Hi, I'm actully new in GEC and have some question if possible please help me. I saw that for GEC tasks the dataset format is in source/target file. and for evaluation it is in M2 format file. But i think you used json format for both training and evaluation. What is the diffrence between them? Also for computing the metrics i saw you used ChERRANT. Is it same as ERRANT? I mean does it get data in M2 format and calculate metrics?

xlxwalex commented 1 year ago

Hi,

exactly, the json file is just utilized to store the data in our FCGEC. And the data will be converted to .csv file (with sentence / label columns) in training and testing periods via preprocess_data.py .

Different from other GEC works, we use operations (rather than parallel corpus with the form of source / target pairs) to correct the sentences. More details can be found in our paper and data folder in this repo.

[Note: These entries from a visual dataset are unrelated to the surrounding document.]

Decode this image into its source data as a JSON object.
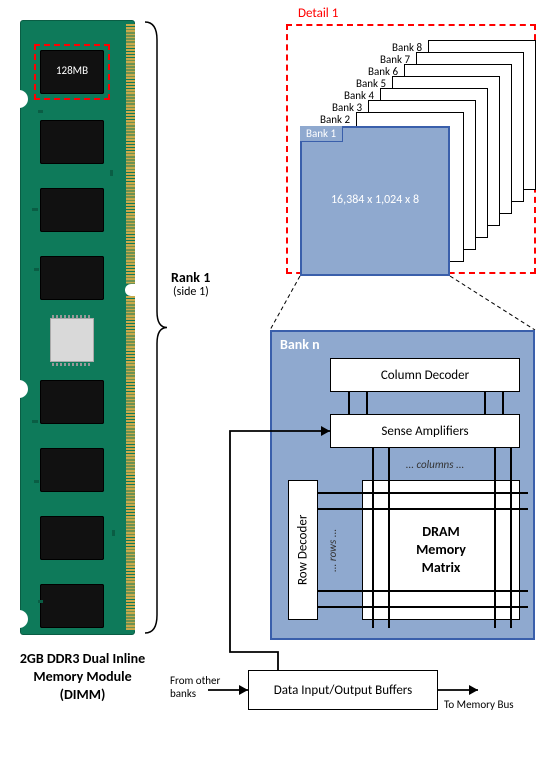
{
  "dimm": {
    "caption_line1": "2GB DDR3 Dual Inline",
    "caption_line2": "Memory Module",
    "caption_line3": "(DIMM)",
    "rank_label": "Rank 1",
    "rank_sub": "(side 1)",
    "chip_highlight_label": "128MB",
    "pcb_color": "#0e7a5a",
    "pcb_border": "#0a5d44",
    "chip_color": "#111111",
    "chip_rows": 8,
    "chip_cols": 2,
    "highlight_dash_color": "#ff0000",
    "contact_color": "#c9a94a",
    "ic_color": "#d9d9d9"
  },
  "detail1": {
    "title": "Detail 1",
    "border_color": "#ff0000",
    "banks": [
      "Bank 8",
      "Bank 7",
      "Bank 6",
      "Bank 5",
      "Bank 4",
      "Bank 3",
      "Bank 2",
      "Bank 1"
    ],
    "bank_fill": "#ffffff",
    "bank_border": "#000000",
    "front_fill": "#8fa9cf",
    "front_border": "#3a5fab",
    "front_text": "16,384 x 1,024 x 8",
    "front_text_color": "#ffffff",
    "bank_label_bg": "#ffffff",
    "label_font_size": 11
  },
  "bank_detail": {
    "title": "Bank n",
    "bg_fill": "#8fa9cf",
    "border_color": "#3a5fab",
    "title_color": "#ffffff",
    "col_decoder": "Column Decoder",
    "sense_amp": "Sense Amplifiers",
    "row_decoder": "Row Decoder",
    "cols_label": "... columns ...",
    "rows_label": "... rows ...",
    "matrix_line1": "DRAM",
    "matrix_line2": "Memory",
    "matrix_line3": "Matrix",
    "block_fill": "#ffffff",
    "block_border": "#000000",
    "buffer_label": "Data Input/Output Buffers",
    "from_banks": "From other\nbanks",
    "to_bus": "To Memory Bus",
    "line_color": "#000000"
  }
}
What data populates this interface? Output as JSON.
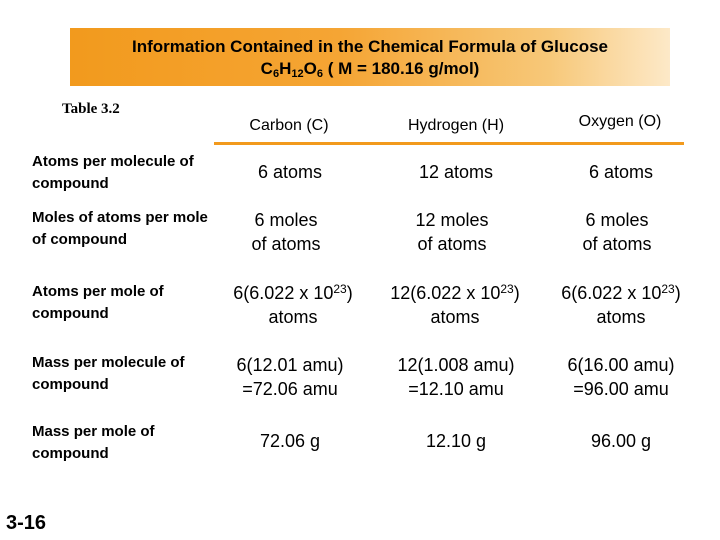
{
  "slide": {
    "title_line1": "Information Contained in the Chemical Formula of Glucose",
    "formula": {
      "c": "C",
      "c_sub": "6",
      "h": "H",
      "h_sub": "12",
      "o": "O",
      "o_sub": "6",
      "molar_mass": " ( M = 180.16 g/mol)"
    },
    "table_caption": "Table 3.2",
    "slide_number": "3-16",
    "accent_color": "#f29a1d"
  },
  "table": {
    "columns": [
      "Carbon (C)",
      "Hydrogen (H)",
      "Oxygen (O)"
    ],
    "rows": [
      {
        "label": "Atoms per molecule of compound",
        "cells": [
          "6 atoms",
          "12 atoms",
          "6 atoms"
        ]
      },
      {
        "label": "Moles of atoms per mole of compound",
        "cells": [
          {
            "l1": "6 moles",
            "l2": "of atoms"
          },
          {
            "l1": "12 moles",
            "l2": "of atoms"
          },
          {
            "l1": "6 moles",
            "l2": "of atoms"
          }
        ]
      },
      {
        "label": "Atoms per mole of compound",
        "cells": [
          {
            "pre": "6(6.022 x 10",
            "exp": "23",
            "post": ")",
            "l2": "atoms"
          },
          {
            "pre": "12(6.022 x 10",
            "exp": "23",
            "post": ")",
            "l2": "atoms"
          },
          {
            "pre": "6(6.022 x 10",
            "exp": "23",
            "post": ")",
            "l2": "atoms"
          }
        ]
      },
      {
        "label": "Mass per molecule of compound",
        "cells": [
          {
            "l1": "6(12.01 amu)",
            "l2": "=72.06 amu"
          },
          {
            "l1": "12(1.008 amu)",
            "l2": "=12.10 amu"
          },
          {
            "l1": "6(16.00 amu)",
            "l2": "=96.00 amu"
          }
        ]
      },
      {
        "label": "Mass per mole of compound",
        "cells": [
          "72.06 g",
          "12.10 g",
          "96.00 g"
        ]
      }
    ]
  }
}
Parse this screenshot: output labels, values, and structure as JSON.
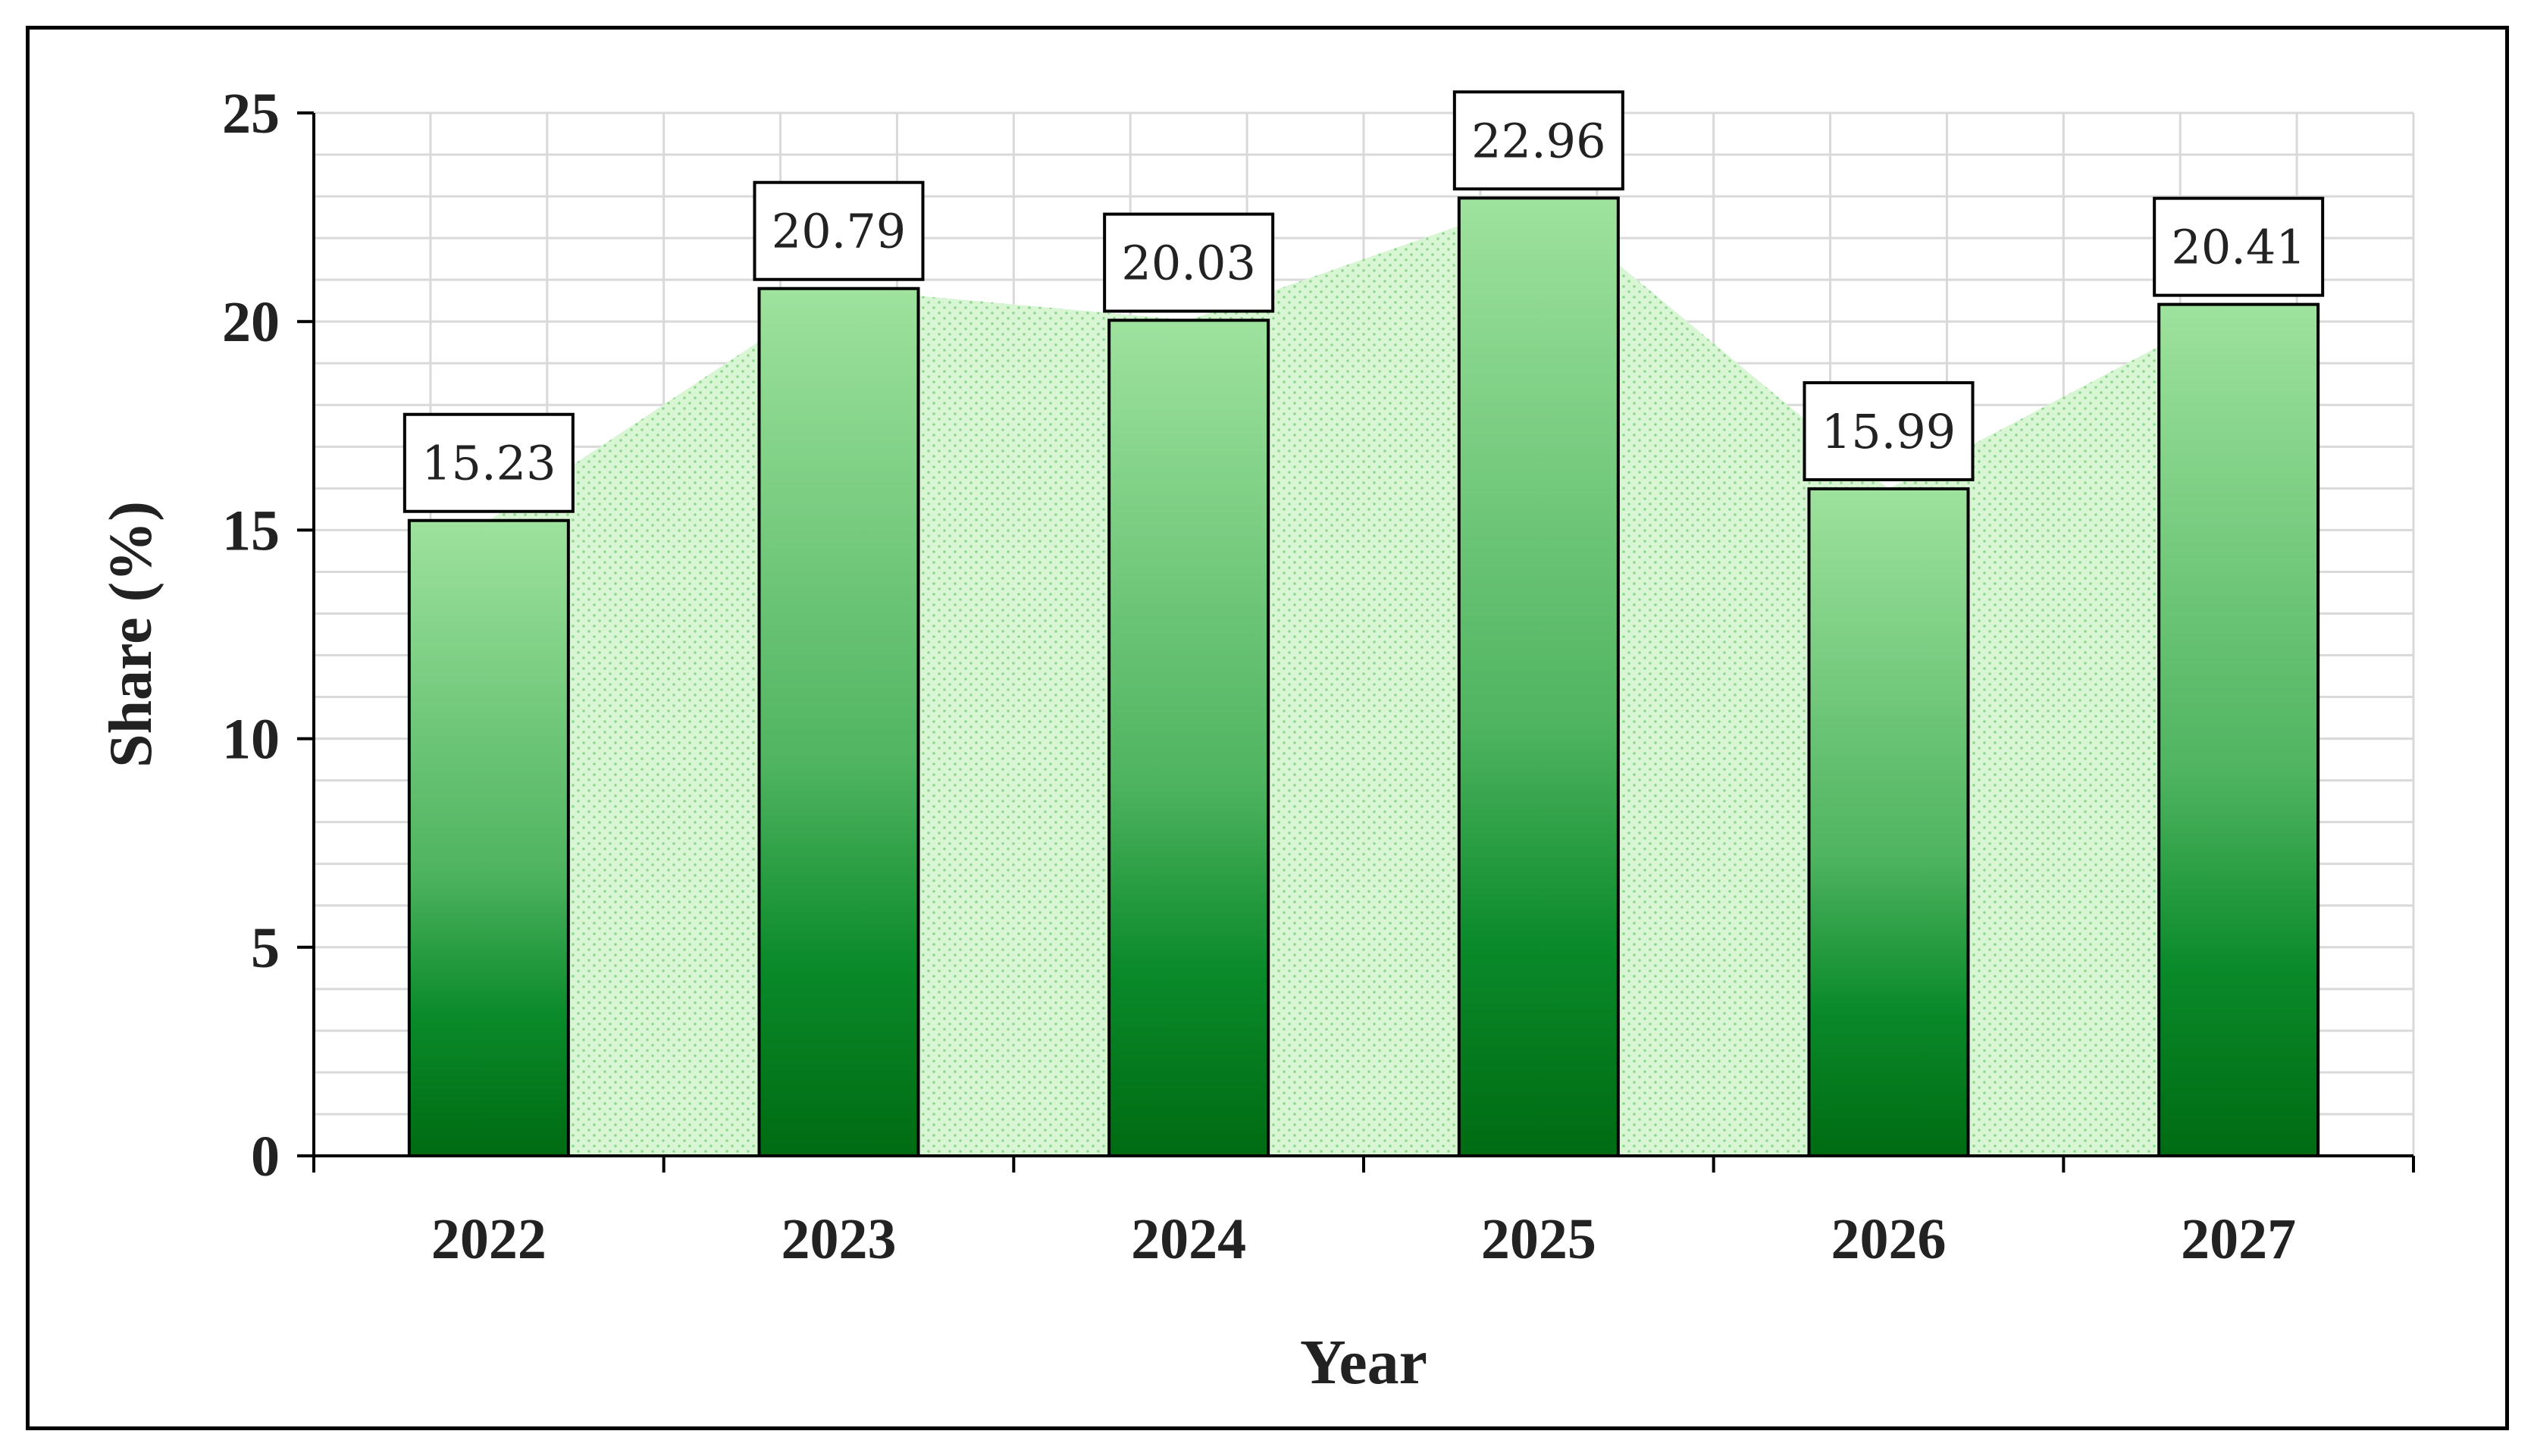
{
  "chart_data": {
    "type": "bar",
    "title": "",
    "xlabel": "Year",
    "ylabel": "Share (%)",
    "categories": [
      "2022",
      "2023",
      "2024",
      "2025",
      "2026",
      "2027"
    ],
    "values": [
      15.23,
      20.79,
      20.03,
      22.96,
      15.99,
      20.41
    ],
    "data_labels": [
      "15.23",
      "20.79",
      "20.03",
      "22.96",
      "15.99",
      "20.41"
    ],
    "ylim": [
      0,
      25
    ],
    "yticks": [
      0,
      5,
      10,
      15,
      20,
      25
    ],
    "ytick_labels": [
      "0",
      "5",
      "10",
      "15",
      "20",
      "25"
    ],
    "grid": true,
    "legend": "none",
    "overlay": "dotted area following the bar values",
    "colors": {
      "bar_top": "#9ee29e",
      "bar_bottom": "#006b12",
      "area_fill": "#d8f5d4",
      "area_dots": "#8fd68f",
      "grid": "#d9d9d9",
      "axis": "#000000"
    }
  }
}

As for evaluation, we use ChERRANT, which is borrowed from MuCGEC to calculate the precision, recall and F0.5 score. As far as I know, it can be seen as a Chinese version of the ERRANT. Therefore, ChERRANT also need to convert the parallel data to M2 format and compute the metrics.

Moreover, there is a similar issue ISSUE17 which may help you.

If you have any questions, feel free to add the comments here!

Zari222 commented 1 year ago

So becuase you use operations (rather than parallel corpus with the form of source / target pairs) to correct the sentences your format is in json so that you can have operation option and error flag keys? Also about other works that use parallel format and there is no way to detect which sentence is correct(don't have flags), won't it cause problem? Did you yourself collect the data and make it in json format? Is it a difficulat task? becuase i wanted to create my dataset myself.

xlxwalex commented 1 year ago

No, actually our FCGEC do not only focus on grammatical error correction, we split the grammatical task into three subtasks. They are grammatical error detection(error_flag), error type identification (error_type) and GEC. Therefore, our corpus is different from other GEC datasets to have these flags.

In FCGEC, we collect the data from two resources which can be found in our paper. Then we use our inner Annotation Tool (you can found descriptions from page 9-12) to annotate and generate json data.

If you want to create your own dataset and you have acquired the parallel data, i would like to recommend our script convert_seq2seq_to_operation.py. You can convert parallel data with source / target format to our operation format (though you may modify the script to fit your language).

Zari222 commented 1 year ago

Thank you.

xlxwalex commented 1 year ago

You're welcome :)